Guest post by Chris von Ruhland
Chris von Ruhland is the Green Party’s constituency candidate for Cardiff North and regional list candidate for South Wales Central.
The views expressed in this article are those of the author and do not necessarily represent the views of, and should not be attributed to, My Cardiff North.
When I first visited Cardiff, over 35 years ago, what first impressed me was Bute Park and Sophia Gardens; magnificent public green spaces right in the middle of the city and flanking its major river. This contrasted sharply with the city from which I had come, namely London. I was informed that Cardiff had a greater proportion of green spaces than any other European city.
When I moved to Cardiff a few years later to study, and finally to live and work, I had many opportunities to explore it further. What struck me, in particular, was that the edges of the city, to the north and to the west at least, were clearly visible from many parts of Cardiff. I had lived for the past 2 years in southern Plymouth and, standing on the Hoe and looking north, all that I could see was a hillside covered in houses, like a huge wave of brick and stone. This contrasted sharply with the view that I now beheld. Cardiff was clearly a very special city.
The reason that the land to the north of the M4 has remained undeveloped is, primarily, topography; there are flatter places to build. Another reason is that the M4 motorway forms a barrier, albeit an unnatural one, to Cardiff’s northern expansion. There has also been considerable reluctance on the part of the city council, over many years and political hues, to release the land for development.

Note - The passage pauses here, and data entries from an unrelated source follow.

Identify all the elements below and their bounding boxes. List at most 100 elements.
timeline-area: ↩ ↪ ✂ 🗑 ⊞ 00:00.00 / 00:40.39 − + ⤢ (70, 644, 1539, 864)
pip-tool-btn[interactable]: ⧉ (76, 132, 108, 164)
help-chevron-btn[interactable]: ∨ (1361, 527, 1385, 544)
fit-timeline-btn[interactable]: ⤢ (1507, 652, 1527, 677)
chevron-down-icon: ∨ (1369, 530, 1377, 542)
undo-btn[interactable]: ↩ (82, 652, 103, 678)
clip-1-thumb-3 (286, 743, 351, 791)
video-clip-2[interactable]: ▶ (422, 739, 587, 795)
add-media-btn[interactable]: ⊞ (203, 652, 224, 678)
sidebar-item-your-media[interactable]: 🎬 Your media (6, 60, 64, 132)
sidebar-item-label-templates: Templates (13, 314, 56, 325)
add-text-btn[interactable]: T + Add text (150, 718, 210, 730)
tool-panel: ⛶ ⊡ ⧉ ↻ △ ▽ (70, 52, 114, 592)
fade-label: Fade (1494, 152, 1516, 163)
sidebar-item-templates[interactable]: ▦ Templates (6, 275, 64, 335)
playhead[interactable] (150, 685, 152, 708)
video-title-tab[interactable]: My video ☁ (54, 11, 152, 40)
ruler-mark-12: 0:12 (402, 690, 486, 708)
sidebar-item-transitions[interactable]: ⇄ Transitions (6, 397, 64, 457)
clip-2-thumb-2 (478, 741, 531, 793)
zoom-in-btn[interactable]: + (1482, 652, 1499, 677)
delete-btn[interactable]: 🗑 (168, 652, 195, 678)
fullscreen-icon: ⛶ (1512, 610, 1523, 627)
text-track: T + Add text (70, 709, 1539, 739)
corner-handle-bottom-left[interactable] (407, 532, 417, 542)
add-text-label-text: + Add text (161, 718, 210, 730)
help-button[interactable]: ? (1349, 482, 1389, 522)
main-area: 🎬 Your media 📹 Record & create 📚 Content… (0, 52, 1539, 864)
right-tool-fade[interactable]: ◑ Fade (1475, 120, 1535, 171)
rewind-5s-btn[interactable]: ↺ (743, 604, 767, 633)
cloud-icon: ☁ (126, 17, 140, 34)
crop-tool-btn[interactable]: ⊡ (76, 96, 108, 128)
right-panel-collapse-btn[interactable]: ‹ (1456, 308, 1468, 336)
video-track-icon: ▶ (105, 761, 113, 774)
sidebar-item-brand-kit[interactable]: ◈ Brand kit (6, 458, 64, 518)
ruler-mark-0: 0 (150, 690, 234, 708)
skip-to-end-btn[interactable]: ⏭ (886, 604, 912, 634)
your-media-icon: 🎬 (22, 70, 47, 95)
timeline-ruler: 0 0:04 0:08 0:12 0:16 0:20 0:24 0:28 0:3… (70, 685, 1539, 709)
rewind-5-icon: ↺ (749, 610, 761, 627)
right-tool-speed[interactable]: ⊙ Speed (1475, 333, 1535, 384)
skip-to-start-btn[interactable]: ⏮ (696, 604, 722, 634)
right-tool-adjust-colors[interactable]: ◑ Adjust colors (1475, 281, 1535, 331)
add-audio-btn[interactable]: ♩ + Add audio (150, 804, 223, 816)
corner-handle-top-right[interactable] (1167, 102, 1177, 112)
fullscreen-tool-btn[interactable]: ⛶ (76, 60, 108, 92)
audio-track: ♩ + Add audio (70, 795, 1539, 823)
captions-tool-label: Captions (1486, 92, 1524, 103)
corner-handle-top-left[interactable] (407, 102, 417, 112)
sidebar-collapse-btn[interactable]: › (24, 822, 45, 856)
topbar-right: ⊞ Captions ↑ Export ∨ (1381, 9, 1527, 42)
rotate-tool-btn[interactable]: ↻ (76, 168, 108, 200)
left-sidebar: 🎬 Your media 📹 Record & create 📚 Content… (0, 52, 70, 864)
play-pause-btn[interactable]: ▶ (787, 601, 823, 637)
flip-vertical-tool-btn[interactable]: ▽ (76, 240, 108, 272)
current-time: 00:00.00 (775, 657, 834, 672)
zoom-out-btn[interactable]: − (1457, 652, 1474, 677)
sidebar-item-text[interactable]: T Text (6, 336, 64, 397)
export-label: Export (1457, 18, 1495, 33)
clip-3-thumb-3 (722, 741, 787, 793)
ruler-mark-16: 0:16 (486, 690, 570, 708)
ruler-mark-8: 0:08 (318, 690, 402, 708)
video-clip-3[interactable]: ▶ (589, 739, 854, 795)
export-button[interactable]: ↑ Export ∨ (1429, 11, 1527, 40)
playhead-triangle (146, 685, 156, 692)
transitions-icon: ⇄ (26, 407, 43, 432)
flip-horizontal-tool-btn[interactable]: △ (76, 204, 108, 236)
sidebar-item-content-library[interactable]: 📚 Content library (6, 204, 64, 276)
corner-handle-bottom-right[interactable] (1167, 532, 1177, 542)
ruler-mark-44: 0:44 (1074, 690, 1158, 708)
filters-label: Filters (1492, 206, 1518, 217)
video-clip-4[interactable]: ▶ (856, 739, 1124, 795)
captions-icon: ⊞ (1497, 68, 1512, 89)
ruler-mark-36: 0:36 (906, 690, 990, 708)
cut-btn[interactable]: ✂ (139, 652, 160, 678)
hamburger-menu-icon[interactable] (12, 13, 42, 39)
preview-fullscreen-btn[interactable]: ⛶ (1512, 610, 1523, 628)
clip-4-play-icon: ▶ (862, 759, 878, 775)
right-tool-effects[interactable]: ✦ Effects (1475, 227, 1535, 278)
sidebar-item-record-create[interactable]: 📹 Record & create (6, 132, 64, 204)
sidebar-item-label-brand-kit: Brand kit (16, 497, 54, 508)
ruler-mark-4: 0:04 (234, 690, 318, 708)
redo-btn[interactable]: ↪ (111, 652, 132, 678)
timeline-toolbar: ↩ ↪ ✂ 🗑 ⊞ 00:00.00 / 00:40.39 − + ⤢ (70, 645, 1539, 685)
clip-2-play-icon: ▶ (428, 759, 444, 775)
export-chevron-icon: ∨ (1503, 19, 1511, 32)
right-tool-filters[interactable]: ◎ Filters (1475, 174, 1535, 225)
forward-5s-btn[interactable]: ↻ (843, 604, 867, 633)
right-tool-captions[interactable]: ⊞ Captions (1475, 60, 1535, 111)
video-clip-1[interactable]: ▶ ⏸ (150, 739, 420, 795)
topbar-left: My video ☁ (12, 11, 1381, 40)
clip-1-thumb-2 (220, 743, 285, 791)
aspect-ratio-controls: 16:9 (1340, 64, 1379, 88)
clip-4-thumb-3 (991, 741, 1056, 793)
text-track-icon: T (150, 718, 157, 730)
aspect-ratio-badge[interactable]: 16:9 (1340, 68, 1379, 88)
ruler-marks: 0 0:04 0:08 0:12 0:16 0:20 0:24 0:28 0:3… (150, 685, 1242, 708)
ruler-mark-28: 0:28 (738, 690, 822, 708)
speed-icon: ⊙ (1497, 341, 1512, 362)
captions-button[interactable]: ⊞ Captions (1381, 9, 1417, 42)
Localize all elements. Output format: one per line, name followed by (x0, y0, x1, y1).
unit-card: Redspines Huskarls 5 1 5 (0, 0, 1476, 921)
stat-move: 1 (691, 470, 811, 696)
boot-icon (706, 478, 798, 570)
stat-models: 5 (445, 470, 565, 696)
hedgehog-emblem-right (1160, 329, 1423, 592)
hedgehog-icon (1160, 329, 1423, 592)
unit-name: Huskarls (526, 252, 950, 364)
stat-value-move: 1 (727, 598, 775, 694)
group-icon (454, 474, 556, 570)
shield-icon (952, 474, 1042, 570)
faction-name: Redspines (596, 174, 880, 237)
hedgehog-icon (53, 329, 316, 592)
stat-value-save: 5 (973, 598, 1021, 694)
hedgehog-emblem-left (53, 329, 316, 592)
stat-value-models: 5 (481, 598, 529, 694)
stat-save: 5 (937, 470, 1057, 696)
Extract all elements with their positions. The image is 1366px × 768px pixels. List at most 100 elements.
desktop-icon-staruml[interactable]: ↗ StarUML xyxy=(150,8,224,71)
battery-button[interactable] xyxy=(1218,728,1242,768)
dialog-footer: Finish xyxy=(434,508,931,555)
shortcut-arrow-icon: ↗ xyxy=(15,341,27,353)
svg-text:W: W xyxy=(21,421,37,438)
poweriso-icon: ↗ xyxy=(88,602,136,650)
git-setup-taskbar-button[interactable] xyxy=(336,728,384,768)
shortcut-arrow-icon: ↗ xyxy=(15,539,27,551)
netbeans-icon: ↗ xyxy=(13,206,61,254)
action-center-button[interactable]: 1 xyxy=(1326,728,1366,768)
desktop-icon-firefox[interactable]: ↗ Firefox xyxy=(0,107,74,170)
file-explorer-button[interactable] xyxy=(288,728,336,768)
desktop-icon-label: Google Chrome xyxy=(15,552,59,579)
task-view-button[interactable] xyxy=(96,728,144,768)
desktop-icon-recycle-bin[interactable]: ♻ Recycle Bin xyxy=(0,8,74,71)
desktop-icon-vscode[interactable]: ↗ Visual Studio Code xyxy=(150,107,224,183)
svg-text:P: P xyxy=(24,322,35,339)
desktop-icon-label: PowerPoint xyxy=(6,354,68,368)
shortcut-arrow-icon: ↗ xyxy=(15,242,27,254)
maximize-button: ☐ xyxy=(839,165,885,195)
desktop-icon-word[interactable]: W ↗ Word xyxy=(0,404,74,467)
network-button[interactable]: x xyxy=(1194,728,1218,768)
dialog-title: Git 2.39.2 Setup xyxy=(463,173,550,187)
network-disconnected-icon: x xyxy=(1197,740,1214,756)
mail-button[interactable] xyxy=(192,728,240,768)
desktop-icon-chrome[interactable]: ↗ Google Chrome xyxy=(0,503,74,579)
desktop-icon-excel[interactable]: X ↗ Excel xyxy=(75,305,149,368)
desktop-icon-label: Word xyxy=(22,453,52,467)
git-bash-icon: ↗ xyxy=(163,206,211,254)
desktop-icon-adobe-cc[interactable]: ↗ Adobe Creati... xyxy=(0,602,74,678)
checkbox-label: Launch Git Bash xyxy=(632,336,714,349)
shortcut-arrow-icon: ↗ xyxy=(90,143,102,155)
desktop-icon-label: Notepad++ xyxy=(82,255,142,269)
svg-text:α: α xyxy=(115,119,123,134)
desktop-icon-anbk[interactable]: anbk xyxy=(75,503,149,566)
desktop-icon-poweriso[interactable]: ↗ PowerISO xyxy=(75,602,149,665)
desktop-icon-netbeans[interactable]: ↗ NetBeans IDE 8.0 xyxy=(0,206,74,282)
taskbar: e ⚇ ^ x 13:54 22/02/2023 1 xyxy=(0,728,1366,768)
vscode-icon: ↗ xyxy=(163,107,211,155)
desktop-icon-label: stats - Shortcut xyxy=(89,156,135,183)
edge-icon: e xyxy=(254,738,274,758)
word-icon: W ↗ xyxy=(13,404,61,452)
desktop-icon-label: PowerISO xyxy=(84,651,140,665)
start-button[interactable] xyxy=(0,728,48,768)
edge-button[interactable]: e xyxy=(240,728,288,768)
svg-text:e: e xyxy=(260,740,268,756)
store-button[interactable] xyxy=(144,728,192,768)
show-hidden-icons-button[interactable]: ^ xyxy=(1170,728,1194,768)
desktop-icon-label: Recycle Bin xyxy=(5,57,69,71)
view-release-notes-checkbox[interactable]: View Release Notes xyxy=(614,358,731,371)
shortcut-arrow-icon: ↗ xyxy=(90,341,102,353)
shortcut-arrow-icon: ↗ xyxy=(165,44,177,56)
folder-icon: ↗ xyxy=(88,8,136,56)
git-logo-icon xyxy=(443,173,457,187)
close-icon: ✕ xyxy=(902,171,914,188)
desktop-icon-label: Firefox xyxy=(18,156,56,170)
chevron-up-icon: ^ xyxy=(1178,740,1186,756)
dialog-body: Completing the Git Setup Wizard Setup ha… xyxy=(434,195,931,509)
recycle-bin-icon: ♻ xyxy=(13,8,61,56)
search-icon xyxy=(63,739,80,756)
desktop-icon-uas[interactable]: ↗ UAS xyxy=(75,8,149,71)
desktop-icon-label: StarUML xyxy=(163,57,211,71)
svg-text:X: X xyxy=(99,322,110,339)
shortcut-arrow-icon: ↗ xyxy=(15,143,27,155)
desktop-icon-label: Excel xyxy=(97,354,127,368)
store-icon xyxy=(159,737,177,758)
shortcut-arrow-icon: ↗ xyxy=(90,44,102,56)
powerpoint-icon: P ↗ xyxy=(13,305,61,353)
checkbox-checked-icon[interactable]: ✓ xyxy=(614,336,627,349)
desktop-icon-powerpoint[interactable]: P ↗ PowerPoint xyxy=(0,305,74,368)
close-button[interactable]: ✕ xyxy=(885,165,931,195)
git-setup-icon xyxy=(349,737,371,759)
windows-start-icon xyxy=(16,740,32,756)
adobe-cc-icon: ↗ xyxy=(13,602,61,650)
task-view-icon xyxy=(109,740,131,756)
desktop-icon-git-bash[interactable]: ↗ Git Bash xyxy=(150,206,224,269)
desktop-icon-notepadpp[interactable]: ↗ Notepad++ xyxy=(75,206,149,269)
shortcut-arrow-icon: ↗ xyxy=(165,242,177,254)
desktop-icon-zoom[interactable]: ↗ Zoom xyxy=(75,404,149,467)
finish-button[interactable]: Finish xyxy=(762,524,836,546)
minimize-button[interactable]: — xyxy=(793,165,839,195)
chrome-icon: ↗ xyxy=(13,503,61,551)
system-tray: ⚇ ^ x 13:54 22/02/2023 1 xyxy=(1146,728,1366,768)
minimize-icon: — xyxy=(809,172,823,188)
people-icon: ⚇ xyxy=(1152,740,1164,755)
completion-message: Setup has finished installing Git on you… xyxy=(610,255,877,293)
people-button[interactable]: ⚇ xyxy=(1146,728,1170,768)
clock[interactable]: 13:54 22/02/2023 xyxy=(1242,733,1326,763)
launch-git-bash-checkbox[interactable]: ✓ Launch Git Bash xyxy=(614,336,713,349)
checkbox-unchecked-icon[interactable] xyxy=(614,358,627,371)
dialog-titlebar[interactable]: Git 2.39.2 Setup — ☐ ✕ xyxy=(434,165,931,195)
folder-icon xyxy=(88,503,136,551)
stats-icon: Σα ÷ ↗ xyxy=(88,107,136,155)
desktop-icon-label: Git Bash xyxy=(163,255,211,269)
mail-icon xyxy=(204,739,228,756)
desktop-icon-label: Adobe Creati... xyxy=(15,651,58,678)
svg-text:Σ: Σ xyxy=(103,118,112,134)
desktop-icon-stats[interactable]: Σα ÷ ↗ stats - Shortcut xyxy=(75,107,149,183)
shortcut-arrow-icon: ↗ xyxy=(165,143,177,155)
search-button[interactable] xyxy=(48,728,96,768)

While this area has been designated a green wedge under the local development plan, it only confers protection until 2026. Residents, councillors, local MPs and AMs are unanimous in their support for a Green Belt, that would protect this area for future generations, yet Cardiff Council failed to convince the planning inspectors.
The inspectors were subject to the requirements of Planning Policy Wales, which has existed since 2002 and is now in its 8th edition. It is surprising, therefore, that any objections to the green belt proposal were not predicted and adequately addressed, particularly when the two institutions are a stone’s throw apart. Don’t people talk to one another?
The problem is that there appears to be no long term vision of how Wales in general, and Cardiff in particular will look in several decades’ time. Without this, there can be no meaningful short term planning; it is purely a reaction to existing circumstances. Cities, in general, become worse places as they get bigger; people must travel further for work, leisure and shopping, traffic congestion becomes a daily grind and air pollution becomes a serious problem. Cardiff seems to be on this trajectory, having become a victim of its own success. The demand for housing has never been greater and large areas of what remains of the green spaces that surround the city have been earmarked for development, with little apparent thought given to the necessary infrastructure requirements.
Such a laissez faire attitude will not protect the remaining green spaces and Cardiff is likely to expand inexorably, merging with Caerphilly to the north and Barry to the west; indeed, westward expansion into the Vale of Glamorgan was proposed many years ago to bring Cardiff airport into the city boundary. Fortunately, this madcap scheme was shelved.
In the city, we are constantly subjected to the sharp angles of buildings and, increasingly, great swathes of bland grey concrete or cladding; little wonder that some take it upon themselves to decorate these surfaces with graffiti/ urban art, depending upon your viewpoint. The natural and rural environment provide a necessary relief from these assaults on our senses. What is important, I think, is not just having open countryside so close to the city, but being able to see it, to know it is there. It defines its boundary. To lose this would be a travesty.
If we are to protect what we value, then we need to plan long-term, and much longer term than we have become used to. Greens do this as a matter of course, which is why their voices are so desperately needed in the Senedd. What should be a place of vibrant and diverse political debate has become rather staid, with one party permanently in power. Little wonder that less has been achieved than we might expect. We need to shake up the Senedd.